Current Projects

For many machine learning tasks, the input data lieson a low-dimensional manifold embedded in a high dimensional space. Most algorithms are inefficient because of this high-dimensional structure. The typical solution is to reduce the dimension of the input data using standard dimension reduction algorithms such as ISOMAP, LAPLACIAN EIGENMAPS or LLES. This approach, however, does not always work in practice as these algorithms require that we have somewhat ideal data. Unfortunately, most data sets either have missing entries or unacceptably noisy values. That is, real data are far from ideal and we cannot use these algorithms directly. For this reason, Gilbert and Jain [11] and Fan, et al. [8] introduce the closely related problems of sparse metric repair and metric violation distance. The goal of each problem is to repair as few distances as possible to ensure that the distances between the data points satisfy a metric. 

My interest in this problem is two fold. First to develop the theory as can be seen here. Second to develop data science tools using metric repair as can be seen here, ( Julia Package for MR-Missing)

More details can be found at the Metric Repair page

Filling in Missing Data in a Sequential Model

Lots of data sets, such as text and speech has an inherent sequential structure. Hence, I am interested in given a text with missing entries developing algorithms that can fill in the missing entries. This is useful in general settings where the data is has an inherent sequential structure. In particular this is motivated from finding old manuscripts and text that are partially readable and we want to be able to recreate the text. 

Non Linear Independent Component Analysis

In many cases we are given a linear mixture of multiple independent sources, such as the sound of people talking in different parts of a room, and we want to separate the sources, i.e. separate each persons voice.

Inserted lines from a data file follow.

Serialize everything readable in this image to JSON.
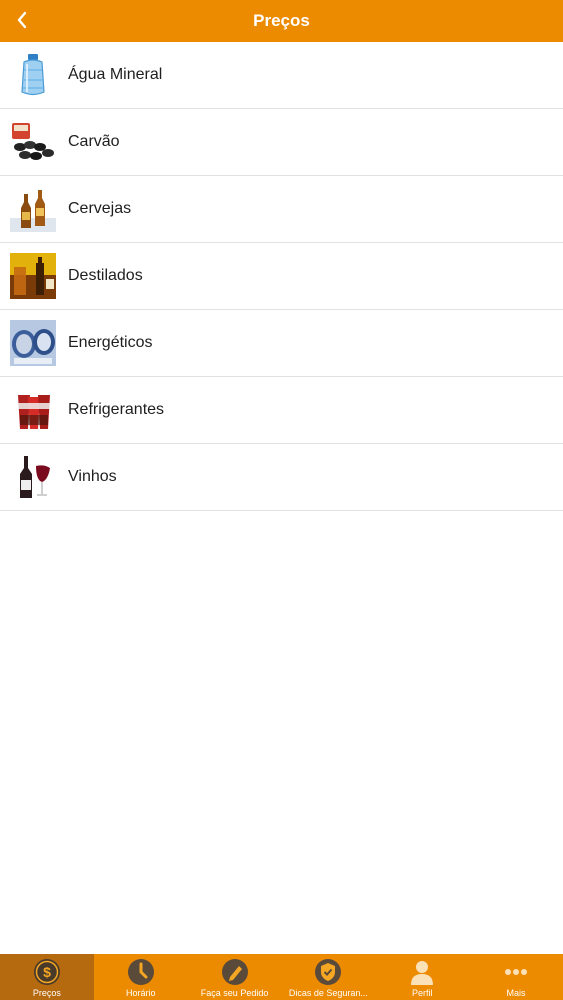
{
  "header": {
    "title": "Preços",
    "back_icon": "chevron-left-icon"
  },
  "colors": {
    "accent": "#ec8a00",
    "active_tab": "#b56a10"
  },
  "categories": [
    {
      "label": "Água Mineral",
      "icon": "water-bottle-icon"
    },
    {
      "label": "Carvão",
      "icon": "charcoal-icon"
    },
    {
      "label": "Cervejas",
      "icon": "beer-bottles-icon"
    },
    {
      "label": "Destilados",
      "icon": "spirits-icon"
    },
    {
      "label": "Energéticos",
      "icon": "energy-drink-icon"
    },
    {
      "label": "Refrigerantes",
      "icon": "soda-icon"
    },
    {
      "label": "Vinhos",
      "icon": "wine-icon"
    }
  ],
  "tabs": [
    {
      "label": "Preços",
      "icon": "dollar-icon",
      "active": true
    },
    {
      "label": "Horário",
      "icon": "clock-icon",
      "active": false
    },
    {
      "label": "Faça seu Pedido",
      "icon": "pencil-icon",
      "active": false
    },
    {
      "label": "Dicas de Seguran...",
      "icon": "shield-icon",
      "active": false
    },
    {
      "label": "Perfil",
      "icon": "person-icon",
      "active": false
    },
    {
      "label": "Mais",
      "icon": "more-icon",
      "active": false
    }
  ]
}
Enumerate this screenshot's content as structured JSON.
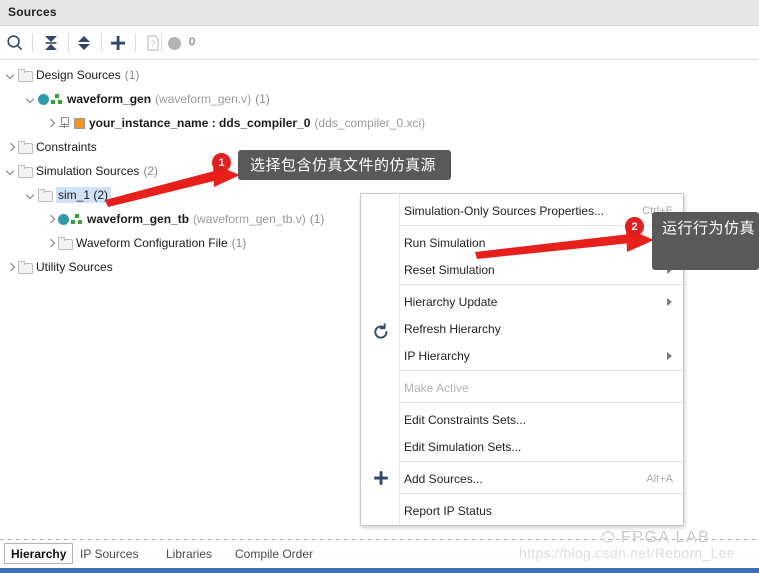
{
  "window": {
    "title": "Sources"
  },
  "toolbar": {
    "icons": [
      {
        "name": "search-icon",
        "label": "Search"
      },
      {
        "name": "collapse-all-icon",
        "label": "Collapse All"
      },
      {
        "name": "expand-all-icon",
        "label": "Expand All"
      },
      {
        "name": "add-sources-icon",
        "label": "Add Sources"
      },
      {
        "name": "report-icon",
        "label": "Report"
      }
    ],
    "count_badge": "0"
  },
  "tree": {
    "rows": [
      {
        "id": "design-sources",
        "indent": 0,
        "chevron": "down",
        "icon": "folder-icon",
        "label": "Design Sources",
        "count": "(1)",
        "bold": false,
        "selected": false
      },
      {
        "id": "waveform-gen",
        "indent": 1,
        "chevron": "down",
        "icon": "module-icon",
        "label": "waveform_gen",
        "dim": "(waveform_gen.v)",
        "count": "(1)",
        "bold": true,
        "selected": false
      },
      {
        "id": "your-instance-name",
        "indent": 2,
        "chevron": "right",
        "icon": "ip-xci-icon",
        "label": "your_instance_name : dds_compiler_0",
        "dim": "(dds_compiler_0.xci)",
        "bold": true,
        "selected": false
      },
      {
        "id": "constraints",
        "indent": 0,
        "chevron": "right",
        "icon": "folder-icon",
        "label": "Constraints",
        "bold": false,
        "selected": false
      },
      {
        "id": "simulation-sources",
        "indent": 0,
        "chevron": "down",
        "icon": "folder-icon",
        "label": "Simulation Sources",
        "count": "(2)",
        "bold": false,
        "selected": false
      },
      {
        "id": "sim-1",
        "indent": 1,
        "chevron": "down",
        "icon": "folder-icon",
        "label": "sim_1 (2)",
        "bold": false,
        "selected": true
      },
      {
        "id": "waveform-gen-tb",
        "indent": 2,
        "chevron": "right",
        "icon": "module-icon",
        "label": "waveform_gen_tb",
        "dim": "(waveform_gen_tb.v)",
        "count": "(1)",
        "bold": true,
        "selected": false
      },
      {
        "id": "waveform-configuration-file",
        "indent": 2,
        "chevron": "right",
        "icon": "folder-icon",
        "label": "Waveform Configuration File",
        "count": "(1)",
        "bold": false,
        "selected": false
      },
      {
        "id": "utility-sources",
        "indent": 0,
        "chevron": "right",
        "icon": "folder-icon",
        "label": "Utility Sources",
        "bold": false,
        "selected": false
      }
    ]
  },
  "context_menu": {
    "items": [
      {
        "id": "simulation-only-sources-properties",
        "label": "Simulation-Only Sources Properties...",
        "shortcut": "Ctrl+E",
        "submenu": false,
        "disabled": false,
        "icon": null
      },
      {
        "id": "run-simulation",
        "label": "Run Simulation",
        "shortcut": "",
        "submenu": true,
        "disabled": false,
        "icon": null
      },
      {
        "id": "reset-simulation",
        "label": "Reset Simulation",
        "shortcut": "",
        "submenu": true,
        "disabled": false,
        "icon": null
      },
      {
        "id": "hierarchy-update",
        "label": "Hierarchy Update",
        "shortcut": "",
        "submenu": true,
        "disabled": false,
        "icon": null
      },
      {
        "id": "refresh-hierarchy",
        "label": "Refresh Hierarchy",
        "shortcut": "",
        "submenu": false,
        "disabled": false,
        "icon": "refresh-icon"
      },
      {
        "id": "ip-hierarchy",
        "label": "IP Hierarchy",
        "shortcut": "",
        "submenu": true,
        "disabled": false,
        "icon": null
      },
      {
        "id": "make-active",
        "label": "Make Active",
        "shortcut": "",
        "submenu": false,
        "disabled": true,
        "icon": null
      },
      {
        "id": "edit-constraints-sets",
        "label": "Edit Constraints Sets...",
        "shortcut": "",
        "submenu": false,
        "disabled": false,
        "icon": null
      },
      {
        "id": "edit-simulation-sets",
        "label": "Edit Simulation Sets...",
        "shortcut": "",
        "submenu": false,
        "disabled": false,
        "icon": null
      },
      {
        "id": "add-sources",
        "label": "Add Sources...",
        "shortcut": "Alt+A",
        "submenu": false,
        "disabled": false,
        "icon": "plus-icon"
      },
      {
        "id": "report-ip-status",
        "label": "Report IP Status",
        "shortcut": "",
        "submenu": false,
        "disabled": false,
        "icon": null
      }
    ]
  },
  "annotations": {
    "callout1": {
      "badge": "1",
      "text": "选择包含仿真文件的仿真源"
    },
    "callout2": {
      "badge": "2",
      "text": "运行行为仿真"
    }
  },
  "watermark": {
    "logo": "FPGA LAB",
    "url": "https://blog.csdn.net/Reborn_Lee"
  },
  "bottom_tabs": [
    {
      "id": "hierarchy",
      "label": "Hierarchy",
      "active": true
    },
    {
      "id": "ip-sources",
      "label": "IP Sources",
      "active": false
    },
    {
      "id": "libraries",
      "label": "Libraries",
      "active": false
    },
    {
      "id": "compile-order",
      "label": "Compile Order",
      "active": false
    }
  ],
  "colors": {
    "accent": "#3f6fb5",
    "selection": "#cfe2f7",
    "callout_bg": "#595959",
    "badge_red": "#e02020",
    "arrow_red": "#e8201b",
    "module_teal": "#2f9aa8",
    "module_green": "#3aa03a",
    "xci_orange": "#f29222"
  }
}
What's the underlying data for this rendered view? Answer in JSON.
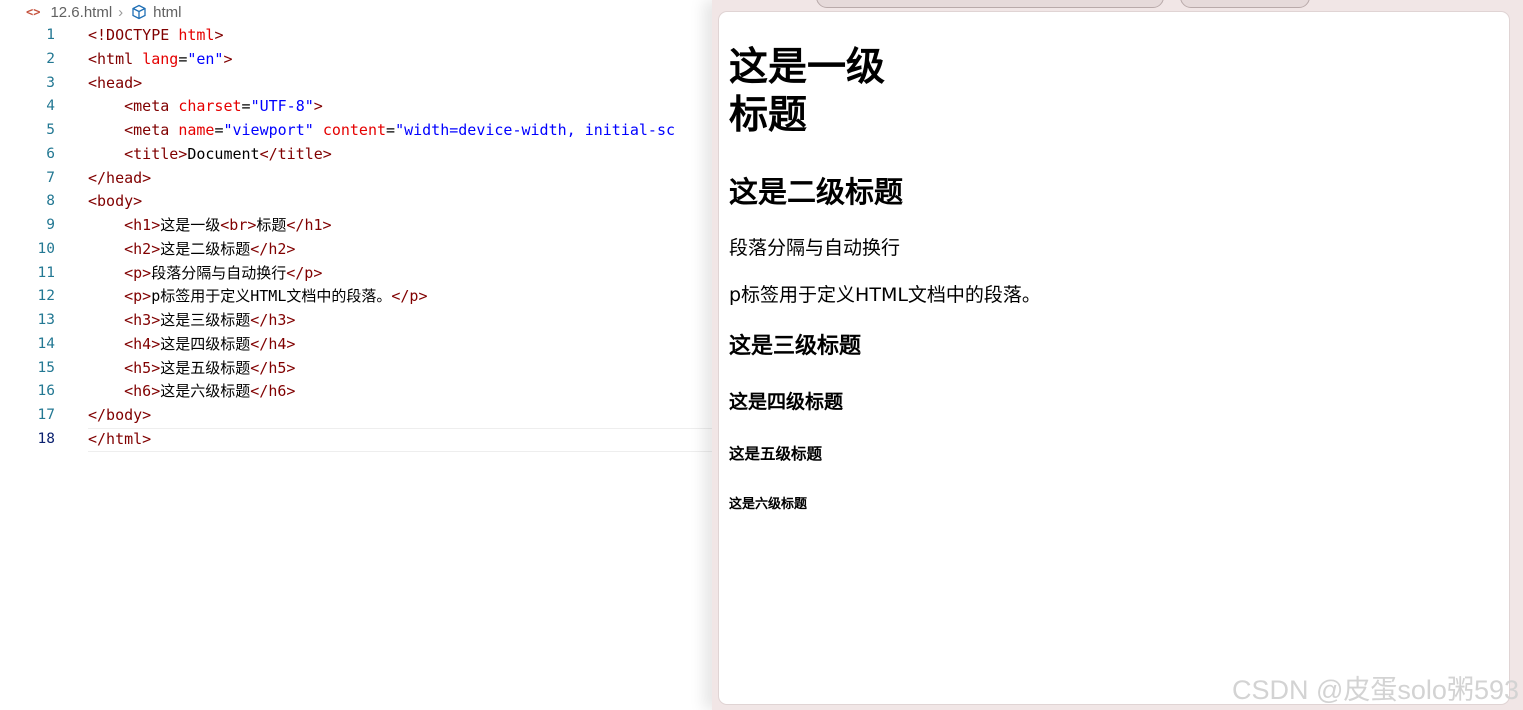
{
  "breadcrumb": {
    "file_icon": "<>",
    "file": "12.6.html",
    "separator": "›",
    "symbol_icon": "cube-icon",
    "symbol": "html"
  },
  "editor": {
    "line_numbers": [
      "1",
      "2",
      "3",
      "4",
      "5",
      "6",
      "7",
      "8",
      "9",
      "10",
      "11",
      "12",
      "13",
      "14",
      "15",
      "16",
      "17",
      "18"
    ],
    "active_line": 18,
    "lines": [
      [
        {
          "c": "t",
          "s": "<!DOCTYPE "
        },
        {
          "c": "a",
          "s": "html"
        },
        {
          "c": "t",
          "s": ">"
        }
      ],
      [
        {
          "c": "t",
          "s": "<html "
        },
        {
          "c": "a",
          "s": "lang"
        },
        {
          "c": "txt",
          "s": "="
        },
        {
          "c": "v",
          "s": "\"en\""
        },
        {
          "c": "t",
          "s": ">"
        }
      ],
      [
        {
          "c": "t",
          "s": "<head>"
        }
      ],
      [
        {
          "c": "txt",
          "s": "    "
        },
        {
          "c": "t",
          "s": "<meta "
        },
        {
          "c": "a",
          "s": "charset"
        },
        {
          "c": "txt",
          "s": "="
        },
        {
          "c": "v",
          "s": "\"UTF-8\""
        },
        {
          "c": "t",
          "s": ">"
        }
      ],
      [
        {
          "c": "txt",
          "s": "    "
        },
        {
          "c": "t",
          "s": "<meta "
        },
        {
          "c": "a",
          "s": "name"
        },
        {
          "c": "txt",
          "s": "="
        },
        {
          "c": "v",
          "s": "\"viewport\""
        },
        {
          "c": "txt",
          "s": " "
        },
        {
          "c": "a",
          "s": "content"
        },
        {
          "c": "txt",
          "s": "="
        },
        {
          "c": "v",
          "s": "\"width=device-width, initial-sc"
        }
      ],
      [
        {
          "c": "txt",
          "s": "    "
        },
        {
          "c": "t",
          "s": "<title>"
        },
        {
          "c": "txt",
          "s": "Document"
        },
        {
          "c": "t",
          "s": "</title>"
        }
      ],
      [
        {
          "c": "t",
          "s": "</head>"
        }
      ],
      [
        {
          "c": "t",
          "s": "<body>"
        }
      ],
      [
        {
          "c": "txt",
          "s": "    "
        },
        {
          "c": "t",
          "s": "<h1>"
        },
        {
          "c": "txt",
          "s": "这是一级"
        },
        {
          "c": "t",
          "s": "<br>"
        },
        {
          "c": "txt",
          "s": "标题"
        },
        {
          "c": "t",
          "s": "</h1>"
        }
      ],
      [
        {
          "c": "txt",
          "s": "    "
        },
        {
          "c": "t",
          "s": "<h2>"
        },
        {
          "c": "txt",
          "s": "这是二级标题"
        },
        {
          "c": "t",
          "s": "</h2>"
        }
      ],
      [
        {
          "c": "txt",
          "s": "    "
        },
        {
          "c": "t",
          "s": "<p>"
        },
        {
          "c": "txt",
          "s": "段落分隔与自动换行"
        },
        {
          "c": "t",
          "s": "</p>"
        }
      ],
      [
        {
          "c": "txt",
          "s": "    "
        },
        {
          "c": "t",
          "s": "<p>"
        },
        {
          "c": "txt",
          "s": "p标签用于定义HTML文档中的段落。"
        },
        {
          "c": "t",
          "s": "</p>"
        }
      ],
      [
        {
          "c": "txt",
          "s": "    "
        },
        {
          "c": "t",
          "s": "<h3>"
        },
        {
          "c": "txt",
          "s": "这是三级标题"
        },
        {
          "c": "t",
          "s": "</h3>"
        }
      ],
      [
        {
          "c": "txt",
          "s": "    "
        },
        {
          "c": "t",
          "s": "<h4>"
        },
        {
          "c": "txt",
          "s": "这是四级标题"
        },
        {
          "c": "t",
          "s": "</h4>"
        }
      ],
      [
        {
          "c": "txt",
          "s": "    "
        },
        {
          "c": "t",
          "s": "<h5>"
        },
        {
          "c": "txt",
          "s": "这是五级标题"
        },
        {
          "c": "t",
          "s": "</h5>"
        }
      ],
      [
        {
          "c": "txt",
          "s": "    "
        },
        {
          "c": "t",
          "s": "<h6>"
        },
        {
          "c": "txt",
          "s": "这是六级标题"
        },
        {
          "c": "t",
          "s": "</h6>"
        }
      ],
      [
        {
          "c": "t",
          "s": "</body>"
        }
      ],
      [
        {
          "c": "t",
          "s": "</html>"
        }
      ]
    ]
  },
  "preview": {
    "h1_line1": "这是一级",
    "h1_line2": "标题",
    "h2": "这是二级标题",
    "p1": "段落分隔与自动换行",
    "p2": "p标签用于定义HTML文档中的段落。",
    "h3": "这是三级标题",
    "h4": "这是四级标题",
    "h5": "这是五级标题",
    "h6": "这是六级标题"
  },
  "watermark": "CSDN @皮蛋solo粥593",
  "colors": {
    "tag": "#800000",
    "attribute": "#e50000",
    "string": "#0000ff",
    "line_number": "#237893",
    "preview_frame": "#f1e6e6"
  }
}
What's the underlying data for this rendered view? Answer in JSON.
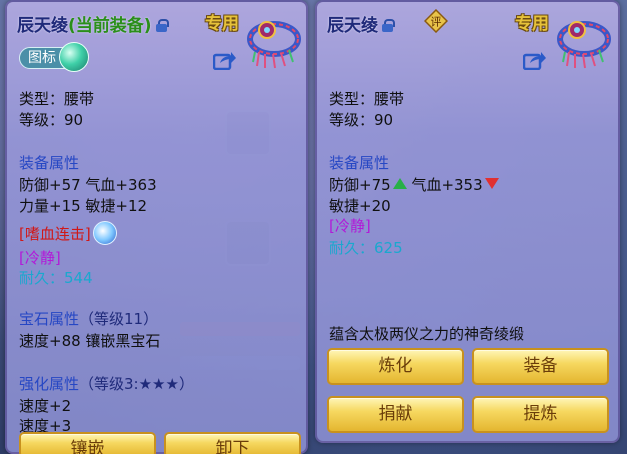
{
  "left": {
    "name": "辰天绫",
    "equipped_tag": "(当前装备)",
    "exclusive": "专用",
    "badge": "图标",
    "type_line": "类型：腰带",
    "level_line": "等级：90",
    "attr_header": "装备属性",
    "attr_line1": "防御+57 气血+363",
    "attr_line2": "力量+15 敏捷+12",
    "special_skill": "[嗜血连击]",
    "special_effect": "[冷静]",
    "durability": "耐久：544",
    "gem_header": "宝石属性",
    "gem_level": "（等级11）",
    "gem_line": "速度+88 镶嵌黑宝石",
    "enhance_header": "强化属性",
    "enhance_level": "（等级3:★★★）",
    "enhance_line1": "速度+2",
    "enhance_line2": "速度+3",
    "btn_inlay": "镶嵌",
    "btn_unequip": "卸下"
  },
  "right": {
    "name": "辰天绫",
    "exclusive": "专用",
    "ping": "评",
    "type_line": "类型：腰带",
    "level_line": "等级：90",
    "attr_header": "装备属性",
    "defense": "防御+75",
    "hp": "气血+353",
    "agility": "敏捷+20",
    "special_effect": "[冷静]",
    "durability": "耐久：625",
    "description": "蕴含太极两仪之力的神奇绫缎",
    "btn_refine": "炼化",
    "btn_equip": "装备",
    "btn_donate": "捐献",
    "btn_extract": "提炼"
  },
  "colors": {
    "header_blue": "#2647c4",
    "equipped_green": "#2a8f1a",
    "exclusive_gold": "#e6c23a",
    "skill_red": "#d01818",
    "effect_purple": "#b21ad8",
    "durability_cyan": "#1aa8ce",
    "stat_up": "#28b048",
    "stat_down": "#e03030"
  },
  "icons": [
    "lock-icon",
    "item-belt-icon",
    "share-icon",
    "badge-orb-icon",
    "skill-icon",
    "rating-icon",
    "arrow-up-icon",
    "arrow-down-icon"
  ]
}
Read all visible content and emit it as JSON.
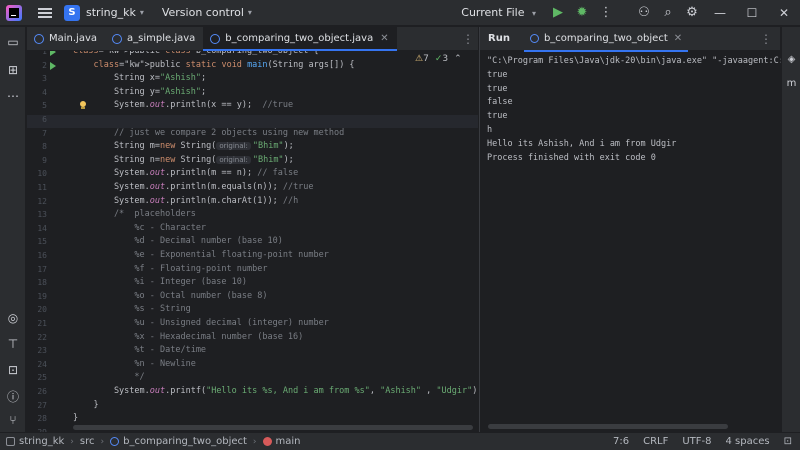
{
  "titlebar": {
    "project_badge": "S",
    "project_name": "string_kk",
    "vcs_label": "Version control",
    "run_config": "Current File",
    "icons": [
      "hamburger-icon",
      "play-icon",
      "debug-icon",
      "more-icon",
      "add-user-icon",
      "search-icon",
      "settings-icon",
      "minimize-icon",
      "maximize-icon",
      "close-icon"
    ]
  },
  "editor": {
    "tabs": [
      {
        "label": "Main.java",
        "active": false
      },
      {
        "label": "a_simple.java",
        "active": false
      },
      {
        "label": "b_comparing_two_object.java",
        "active": true
      }
    ],
    "warnings": "7",
    "checks": "3",
    "current_line": 7,
    "hint_label": "original:",
    "lines": [
      {
        "n": "1",
        "text": "public class b_comparing_two_object {"
      },
      {
        "n": "2",
        "text": "    public static void main(String args[]) {"
      },
      {
        "n": "3",
        "text": "        String x=\"Ashish\";"
      },
      {
        "n": "4",
        "text": "        String y=\"Ashish\";"
      },
      {
        "n": "5",
        "text": "        System.out.println(x == y);  //true"
      },
      {
        "n": "6",
        "text": ""
      },
      {
        "n": "7",
        "text": "        // just we compare 2 objects using new method"
      },
      {
        "n": "8",
        "text": "        String m=new String( \"Bhim\");"
      },
      {
        "n": "9",
        "text": "        String n=new String( \"Bhim\");"
      },
      {
        "n": "10",
        "text": "        System.out.println(m == n); // false"
      },
      {
        "n": "11",
        "text": "        System.out.println(m.equals(n)); //true"
      },
      {
        "n": "12",
        "text": "        System.out.println(m.charAt(1)); //h"
      },
      {
        "n": "13",
        "text": "        /*  placeholders"
      },
      {
        "n": "14",
        "text": "            %c - Character"
      },
      {
        "n": "15",
        "text": "            %d - Decimal number (base 10)"
      },
      {
        "n": "16",
        "text": "            %e - Exponential floating-point number"
      },
      {
        "n": "17",
        "text": "            %f - Floating-point number"
      },
      {
        "n": "18",
        "text": "            %i - Integer (base 10)"
      },
      {
        "n": "19",
        "text": "            %o - Octal number (base 8)"
      },
      {
        "n": "20",
        "text": "            %s - String"
      },
      {
        "n": "21",
        "text": "            %u - Unsigned decimal (integer) number"
      },
      {
        "n": "22",
        "text": "            %x - Hexadecimal number (base 16)"
      },
      {
        "n": "23",
        "text": "            %t - Date/time"
      },
      {
        "n": "24",
        "text": "            %n - Newline"
      },
      {
        "n": "25",
        "text": "            */"
      },
      {
        "n": "26",
        "text": "        System.out.printf(\"Hello its %s, And i am from %s\", \"Ashish\" , \"Udgir\");"
      },
      {
        "n": "27",
        "text": "    }"
      },
      {
        "n": "28",
        "text": "}"
      },
      {
        "n": "29",
        "text": ""
      }
    ]
  },
  "run": {
    "title": "Run",
    "tab_label": "b_comparing_two_object",
    "console": [
      "\"C:\\Program Files\\Java\\jdk-20\\bin\\java.exe\" \"-javaagent:C:",
      "true",
      "true",
      "false",
      "true",
      "h",
      "Hello its Ashish, And i am from Udgir",
      "Process finished with exit code 0"
    ]
  },
  "statusbar": {
    "breadcrumbs": [
      "string_kk",
      "src",
      "b_comparing_two_object",
      "main"
    ],
    "position": "7:6",
    "line_sep": "CRLF",
    "encoding": "UTF-8",
    "indent": "4 spaces"
  }
}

To do this Independent Component Analysis has worked really well. The only short fall of this is that the mixture has to be linear. Suppose instead we had non linear mixing. Is it still possible to separate the independent components?

Dropout

Dropout is a regularization technique that is widely used in Neural Networks and other graphical inference models to prevent overfiiting. I am interested in providing theoretical results about dropout.